Kejriwal on Wednesday met the volunteers, who will be deployed for the odd-even scheme and advised them not to argue or misbehave with people.
Addressing the volunteers, he said they should focus on "changing hearts" by resorting to polite tactics like handing over flowers to violators.
"You will have to change the hearts of people. You don't have to issue challans or argue or misbehave with anyone," Kejriwal said.
"You will hold placards at red lights and on spotting a violator, you will give him a flower and urge him to go back home," he added.
Kejriwal also met students of Rajkiya Pratibha Vikas Vidyala at Civil Lines area.
He made them take a pledge to fight pollution and convince their parents, relatives and friends to follow the odd-even scheme.
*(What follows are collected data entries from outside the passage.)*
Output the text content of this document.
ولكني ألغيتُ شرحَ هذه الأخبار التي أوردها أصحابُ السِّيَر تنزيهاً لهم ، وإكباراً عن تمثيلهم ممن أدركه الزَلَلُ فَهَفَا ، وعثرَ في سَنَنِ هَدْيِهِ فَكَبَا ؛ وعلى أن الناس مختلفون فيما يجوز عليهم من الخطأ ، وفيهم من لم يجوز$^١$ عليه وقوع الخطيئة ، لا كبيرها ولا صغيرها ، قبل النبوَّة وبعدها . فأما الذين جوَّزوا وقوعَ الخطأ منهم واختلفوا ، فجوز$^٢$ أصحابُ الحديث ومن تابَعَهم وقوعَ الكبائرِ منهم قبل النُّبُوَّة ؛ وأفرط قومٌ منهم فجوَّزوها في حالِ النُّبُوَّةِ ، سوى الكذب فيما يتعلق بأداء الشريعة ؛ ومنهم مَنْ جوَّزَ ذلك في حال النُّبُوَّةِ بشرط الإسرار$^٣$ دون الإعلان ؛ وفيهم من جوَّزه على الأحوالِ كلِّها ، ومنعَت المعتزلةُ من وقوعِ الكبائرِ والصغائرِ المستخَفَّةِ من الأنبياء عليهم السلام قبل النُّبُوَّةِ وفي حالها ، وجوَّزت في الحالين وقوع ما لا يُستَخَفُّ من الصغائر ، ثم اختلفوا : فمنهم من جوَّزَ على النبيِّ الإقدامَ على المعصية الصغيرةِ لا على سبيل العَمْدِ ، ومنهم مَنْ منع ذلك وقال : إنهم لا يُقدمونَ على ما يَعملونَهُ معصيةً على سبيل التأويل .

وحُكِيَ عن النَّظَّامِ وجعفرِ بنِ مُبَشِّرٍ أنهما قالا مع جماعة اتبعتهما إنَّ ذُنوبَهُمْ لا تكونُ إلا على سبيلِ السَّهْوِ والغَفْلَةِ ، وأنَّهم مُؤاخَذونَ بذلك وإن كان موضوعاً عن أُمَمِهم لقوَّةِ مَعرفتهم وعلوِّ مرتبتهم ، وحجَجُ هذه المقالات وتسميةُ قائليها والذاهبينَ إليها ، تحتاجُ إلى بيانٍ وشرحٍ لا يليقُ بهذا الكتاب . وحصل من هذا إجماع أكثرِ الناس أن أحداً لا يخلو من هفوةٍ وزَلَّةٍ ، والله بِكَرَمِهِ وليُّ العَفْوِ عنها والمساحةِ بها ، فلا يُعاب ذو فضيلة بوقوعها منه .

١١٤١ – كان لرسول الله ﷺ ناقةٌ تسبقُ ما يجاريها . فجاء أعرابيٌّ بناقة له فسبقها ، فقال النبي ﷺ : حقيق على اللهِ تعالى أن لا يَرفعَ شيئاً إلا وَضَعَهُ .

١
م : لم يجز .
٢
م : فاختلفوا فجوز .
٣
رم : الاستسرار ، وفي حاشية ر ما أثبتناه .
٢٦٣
"You should talk to and convince your parents to get a 'pollution under control' certificate. Convince your parents to follow the odd-even rule," Kejriwal told the students.
"Call up your relatives and friends and tell them not to violate it. This will only be successful when it becomes a big movement," he urged.
He said the Delhi government was building by-pass corridors to prevent trucks (from Haryana and Uttar Pradesh route only) from entering Delhi.
He said vehicular pollution was the main reason "why all are here... After conducting car-free days on the 22nd of every month, we calculated pollution levels and it was comparatively lesser," he said.
"This encouraged us to implement this odd-even formula for a trial period of 15 days," Kejriwal said, adding: "We will start vacuum-cleaning on streets around April, like it's done in Europe."